Game Creek wired 79 for up to 32 full CCUs in 4K and carries Sony HDC 4300 cameras with Canon lenses onboard. Fifteen 12-channel EVS XT4K replay servers — all 3G- and 4K-capable — add up to 180 total channels of available replay. Image Video is responsible for tally, and Vizrt and ChyronHego graphics systems are also on board. The truck is HDR-ready and able to handle 4K or 1080p HDR at the scale of a World Series or Super Bowl.

“Instead of having one, two, three trucks at one particular location, we can have one system that services all sorts of different needs. 79 is going to do that,” says Sullivan. “We’re seeing a big push for 4K HDR and 1080p HDR. This truck is ready to go on both fronts.”

For audio, Game Creek selected a Calrec Apollo surround-sound console with Hydra2 to link desks, and an Evertz EMR 20096×20096 audio router manages all connectivity (the audio router breaks down to 288×288 analog, 480×480 AES, 2944×2944 MADI, and 16384×16384 embedded). A DirectOut Technologies MADI speaker for audio monitoring and an RTS Omneo IP-based intercom were also installed.

“It basically allows us to deal with audio everywhere, so we have the ability now in the IP infrastructure to embed and de embed audio from any stream, anywhere,” says Taubman. “It just makes it a lot more flexible for us.”

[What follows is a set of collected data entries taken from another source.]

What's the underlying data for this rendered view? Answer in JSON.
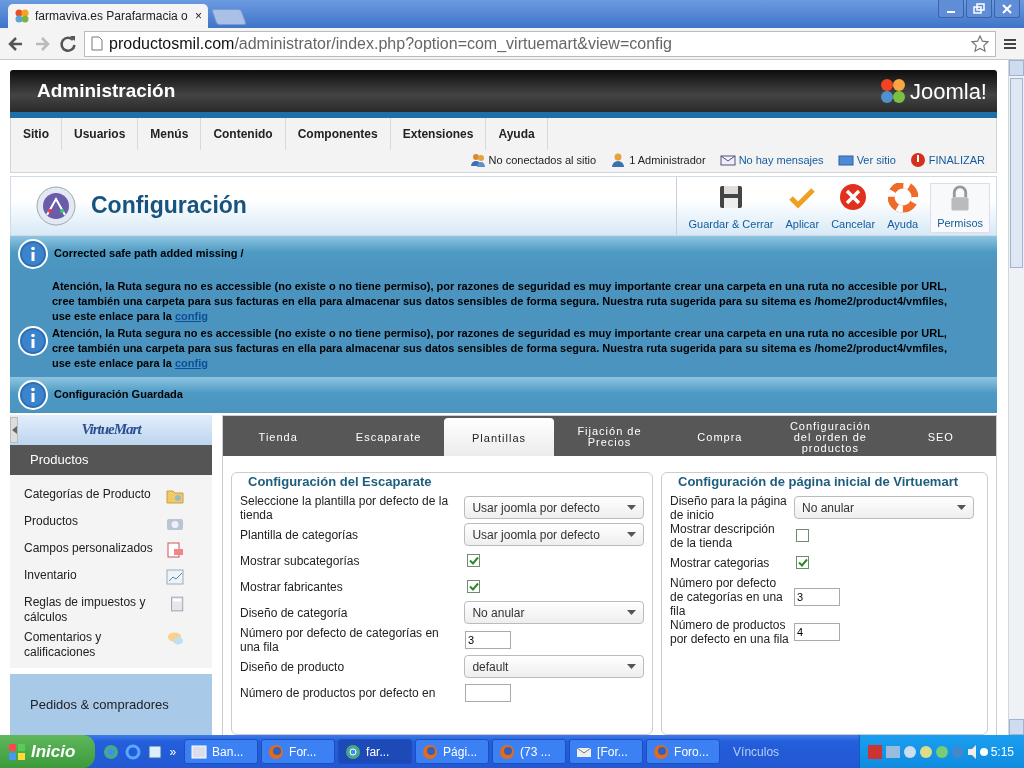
{
  "browser": {
    "tabs": [
      {
        "title": "farmaviva.es Parafarmacia o",
        "selected": true,
        "close": "×"
      }
    ],
    "url_host": "productosmil.com",
    "url_path": "/administrator/index.php?option=com_virtuemart&view=config"
  },
  "header": {
    "title": "Administración",
    "logo_text": "Joomla!"
  },
  "menu": [
    "Sitio",
    "Usuarios",
    "Menús",
    "Contenido",
    "Componentes",
    "Extensiones",
    "Ayuda"
  ],
  "status": [
    {
      "kind": "users",
      "text": "No conectados al sitio",
      "link": false
    },
    {
      "kind": "user",
      "text": "1 Administrador",
      "link": false
    },
    {
      "kind": "mail",
      "text": "No hay mensajes",
      "link": true
    },
    {
      "kind": "screen",
      "text": "Ver sitio",
      "link": true
    },
    {
      "kind": "power",
      "text": "FINALIZAR",
      "link": true
    }
  ],
  "toolbar": {
    "title": "Configuración",
    "buttons": [
      {
        "kind": "save",
        "label": "Guardar & Cerrar"
      },
      {
        "kind": "apply",
        "label": "Aplicar"
      },
      {
        "kind": "cancel",
        "label": "Cancelar"
      },
      {
        "kind": "help",
        "label": "Ayuda"
      },
      {
        "kind": "lock",
        "label": "Permisos"
      }
    ]
  },
  "messages": [
    {
      "kind": "info",
      "text": "Corrected safe path added missing /"
    },
    {
      "kind": "warning",
      "text": "Atención, la Ruta segura no es accessible (no existe o no tiene permiso), por razones de seguridad es muy importante crear una carpeta en una ruta no accesible por URL, cree también una carpeta para sus facturas en ella para almacenar sus datos sensibles de forma segura. Nuestra ruta sugerida para su sitema es /home2/product4/vmfiles, use este enlace para la",
      "link": "config"
    },
    {
      "kind": "warning",
      "text": "Atención, la Ruta segura no es accessible (no existe o no tiene permiso), por razones de seguridad es muy importante crear una carpeta en una ruta no accesible por URL, cree también una carpeta para sus facturas en ella para almacenar sus datos sensibles de forma segura. Nuestra ruta sugerida para su sitema es /home2/product4/vmfiles, use este enlace para la",
      "link": "config"
    },
    {
      "kind": "info",
      "text": "Configuración Guardada"
    }
  ],
  "sidebar": {
    "logo": "VirtueMart",
    "sections": [
      {
        "title": "Productos",
        "expanded": true,
        "items": [
          {
            "kind": "folder",
            "label": "Categorías de Producto"
          },
          {
            "kind": "camera",
            "label": "Productos"
          },
          {
            "kind": "form",
            "label": "Campos personalizados"
          },
          {
            "kind": "chart",
            "label": "Inventario"
          },
          {
            "kind": "calculator",
            "label": "Reglas de impuestos y cálculos"
          },
          {
            "kind": "comments",
            "label": "Comentarios y calificaciones"
          }
        ]
      },
      {
        "title": "Pedidos & compradores",
        "expanded": false
      }
    ]
  },
  "tabs": [
    {
      "label": "Tienda",
      "selected": false
    },
    {
      "label": "Escaparate",
      "selected": false
    },
    {
      "label": "Plantillas",
      "selected": true
    },
    {
      "label": "Fijación de Precios",
      "selected": false
    },
    {
      "label": "Compra",
      "selected": false
    },
    {
      "label": "Configuración del orden de productos",
      "selected": false
    },
    {
      "label": "SEO",
      "selected": false
    }
  ],
  "panels": [
    {
      "title": "Configuración del Escaparate",
      "fields": [
        {
          "kind": "select",
          "label": "Seleccione la plantilla por defecto de la tienda",
          "value": "Usar joomla por defecto"
        },
        {
          "kind": "select",
          "label": "Plantilla de categorías",
          "value": "Usar joomla por defecto"
        },
        {
          "kind": "checkbox",
          "label": "Mostrar subcategorías",
          "checked": true
        },
        {
          "kind": "checkbox",
          "label": "Mostrar fabricantes",
          "checked": true
        },
        {
          "kind": "select",
          "label": "Diseño de categoría",
          "value": "No anular"
        },
        {
          "kind": "text",
          "label": "Número por defecto de categorías en una fila",
          "value": "3"
        },
        {
          "kind": "select",
          "label": "Diseño de producto",
          "value": "default"
        },
        {
          "kind": "text",
          "label": "Número de productos por defecto en"
        }
      ]
    },
    {
      "title": "Configuración de página inicial de Virtuemart",
      "fields": [
        {
          "kind": "select",
          "label": "Diseño para la página de inicio",
          "value": "No anular"
        },
        {
          "kind": "checkbox",
          "label": "Mostrar descripción de la tienda",
          "checked": false
        },
        {
          "kind": "checkbox",
          "label": "Mostrar categorias",
          "checked": true
        },
        {
          "kind": "text",
          "label": "Número por defecto de categorías en una fila",
          "value": "3"
        },
        {
          "kind": "text",
          "label": "Número de productos por defecto en una fila",
          "value": "4"
        }
      ]
    }
  ],
  "taskbar": {
    "start": "Inicio",
    "more": "»",
    "tasks": [
      {
        "kind": "window",
        "label": "Ban...",
        "selected": false
      },
      {
        "kind": "firefox",
        "label": "For...",
        "selected": false
      },
      {
        "kind": "chrome",
        "label": "far...",
        "selected": true
      },
      {
        "kind": "firefox",
        "label": "Pági...",
        "selected": false
      },
      {
        "kind": "firefox",
        "label": "(73 ...",
        "selected": false
      },
      {
        "kind": "mail",
        "label": "[For...",
        "selected": false
      },
      {
        "kind": "firefox",
        "label": "Foro...",
        "selected": false
      }
    ],
    "links": "Vínculos",
    "clock": "5:15"
  }
}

79 officially hit the road during the last weekend in February, covering a Sunday-afternoon Cleveland Cavaliers vs. San Antonio Spurs game for ABC. Its schedule is filling up quickly, with several big shows planned for ESPN and others over the next few months. And Game Creek isn’t done yet. A new edit truck, Edit 4, is due to launch later this month.

“Our clients have, over the past 12-18 months, challenged us to do both high-end events at the highest level and the low-end events at bargain pricing. We need the flexibility to meet both demands,” says Sullivan. “The trucks in the fleet, for the most part, have been able to do that, and this particular project will further strengthen our position on the top-tier events moving forward for several years.”